Additionally, Linzey thinks individuals from the endangered Florida population may also have migrated north over the years, accounting for some of the sightings that have been reported throughout the South. Until recently this was considered unlikely but in 2008 a deer hunter in Troup County Georgia near the Alabama border shot and killed a cougar. The next year the Georgia Department of Natural Resources announced that the animal, which was initially thought to have been an escaped pet, had come from the South Florida population.
But wouldn’t cougars from the West be different than the presumed-extinct Eastern Cougar? Perhaps not. Linzey points to research published in 2000 that used genetic analysis to determine that all cougars in North America north of Nicaragua are actually part of the same subspecies. In other words, the Eastern Cougar was erroneously labeled a subspecies to begin with and was never different from the cats that occur in the western part of the country. Movement between populations in the East and West has probably always been a normal part of the species’ existence.
Despite the many claims of cougar sightings that have been reported in Tennessee over the years, wildlife officials insist there are no wild cougars in the state. They cite a glaring lack of hard evidence.
“The agency line, so to speak, is that there is no official documentation of the presence of cougars occurring in the wild in the state of Tennessee,” says Chris Hunter, furbearer program coordinator with the Tennessee Wildlife Resources Agency (TWRA). “There are many stories about cougars that have made their way to the agency over the years. The only comment I would have on the stories is that I do believe that the citizens of the state truly do believe that they have seen a cougar wild if they say they have seen a cougar. There is always the possibility of captive cougars escaping and we also have documented that folks have misidentified sightings of other animals or their markings as cougars, either by incorrectly identifying paw prints or not correctly identifying the animal on a trail camera that took the photo.”
TWRA officials also point at that until the 1980s it was legal to have cougars as pets in Tennessee without a permit. Once that changed wildlife officials think it’s likely that some owners released cougars rather than go through the permit process. Linzey, too, recognizes that possibility. “Not too long ago you could walk into a pet store and purchase a cougar kitten. Who knows what happened to all those animals.”
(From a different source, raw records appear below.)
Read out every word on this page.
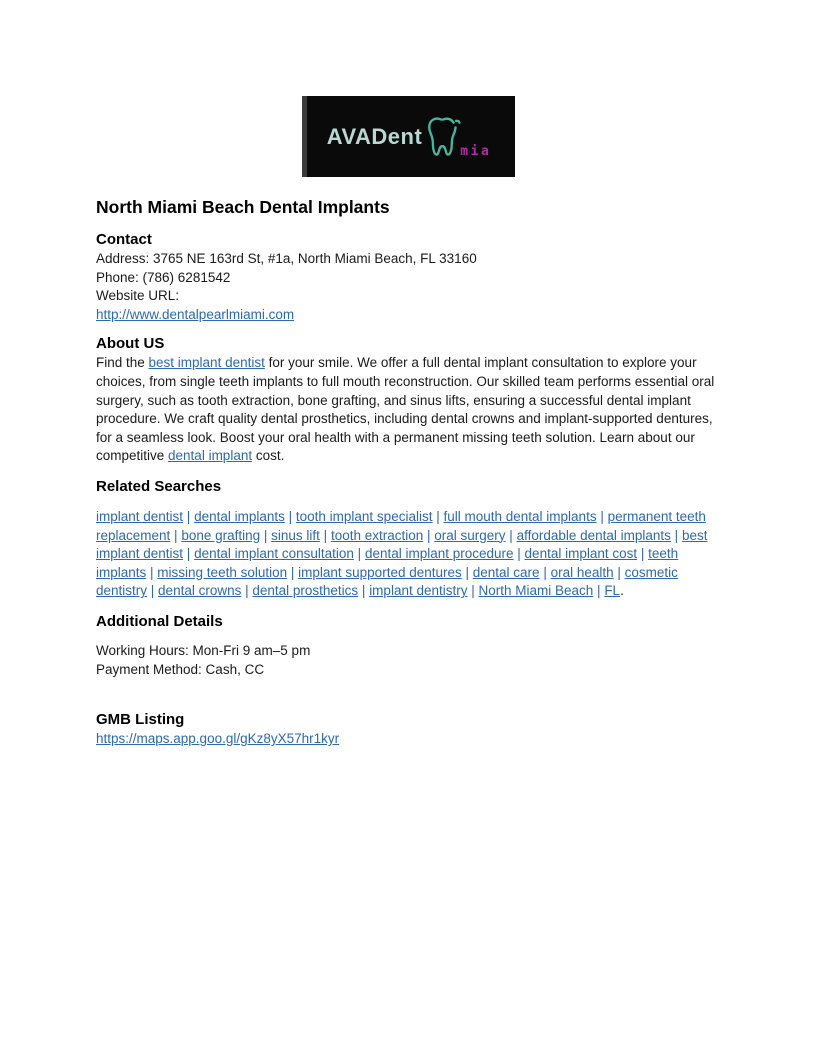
AVADent
mia
North Miami Beach Dental Implants
Contact

Address: 3765 NE 163rd St, #1a, North Miami Beach, FL 33160

Phone: (786) 6281542

Website URL:

http://www.dentalpearlmiami.com

About US

Find the best implant dentist for your smile. We offer a full dental implant consultation to explore your choices, from single teeth implants to full mouth reconstruction. Our skilled team performs essential oral surgery, such as tooth extraction, bone grafting, and sinus lifts, ensuring a successful dental implant procedure. We craft quality dental prosthetics, including dental crowns and implant-supported dentures, for a seamless look. Boost your oral health with a permanent missing teeth solution. Learn about our competitive dental implant cost.

Related Searches

implant dentist | dental implants | tooth implant specialist | full mouth dental implants | permanent teeth replacement | bone grafting | sinus lift | tooth extraction | oral surgery | affordable dental implants | best implant dentist | dental implant consultation | dental implant procedure | dental implant cost | teeth implants | missing teeth solution | implant supported dentures | dental care | oral health | cosmetic dentistry | dental crowns | dental prosthetics | implant dentistry | North Miami Beach | FL.

Additional Details

Working Hours: Mon-Fri 9 am–5 pm

Payment Method: Cash, CC

GMB Listing

https://maps.app.goo.gl/gKz8yX57hr1kyr
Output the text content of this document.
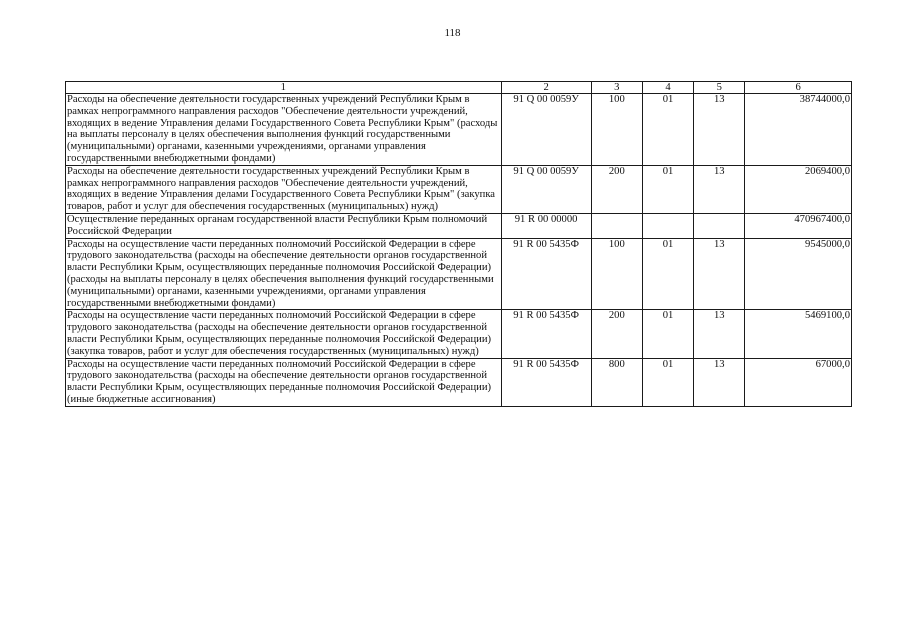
118
1	2	3	4	5	6
Расходы на обеспечение деятельности государственных учреждений Республики Крым в рамках непрограммного направления расходов "Обеспечение деятельности учреждений, входящих в ведение Управления делами Государственного Совета Республики Крым" (расходы на выплаты персоналу в целях обеспечения выполнения функций государственными (муниципальными) органами, казенными учреждениями, органами управления государственными внебюджетными фондами)	91 Q 00 0059У	100	01	13	38744000,0
Расходы на обеспечение деятельности государственных учреждений Республики Крым в рамках непрограммного направления расходов "Обеспечение деятельности учреждений, входящих в ведение Управления делами Государственного Совета Республики Крым" (закупка товаров, работ и услуг для обеспечения государственных (муниципальных) нужд)	91 Q 00 0059У	200	01	13	2069400,0
Осуществление переданных органам государственной власти Республики Крым полномочий Российской Федерации	91 R 00 00000				470967400,0
Расходы на осуществление части переданных полномочий Российской Федерации в сфере трудового законодательства (расходы на обеспечение деятельности органов государственной власти Республики Крым, осуществляющих переданные полномочия Российской Федерации) (расходы на выплаты персоналу в целях обеспечения выполнения функций государственными (муниципальными) органами, казенными учреждениями, органами управления государственными внебюджетными фондами)	91 R 00 5435Ф	100	01	13	9545000,0
Расходы на осуществление части переданных полномочий Российской Федерации в сфере трудового законодательства (расходы на обеспечение деятельности органов государственной власти Республики Крым, осуществляющих переданные полномочия Российской Федерации) (закупка товаров, работ и услуг для обеспечения государственных (муниципальных) нужд)	91 R 00 5435Ф	200	01	13	5469100,0
Расходы на осуществление части переданных полномочий Российской Федерации в сфере трудового законодательства (расходы на обеспечение деятельности органов государственной власти Республики Крым, осуществляющих переданные полномочия Российской Федерации) (иные бюджетные ассигнования)	91 R 00 5435Ф	800	01	13	67000,0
Undermining the credibility of a number of Tennessee cougar reports is the fact that many are described as black panthers.
“Wild black panthers have never existed in the wild in North America,” said Hunter. Linzey agrees. “There’s never been a melanistic cougar found anywhere.”
Adding even more confusion are the many hoaxes that have made their way across the Internet. Pictures of cougars taken in other states have in recent years been passed off as being from any of a number of Tennessee counties.
The population of the cat’s favorite prey, white-tailed deer, is booming and cougars have already been confirmed only a few hundred miles away from the state’s border. The bottom line is there are lots of reports, but no hard evidence to back them up.
Yet.
Nearly everyone agrees that it’s only a matter of time before cougars make their way back into Tennessee’s woods.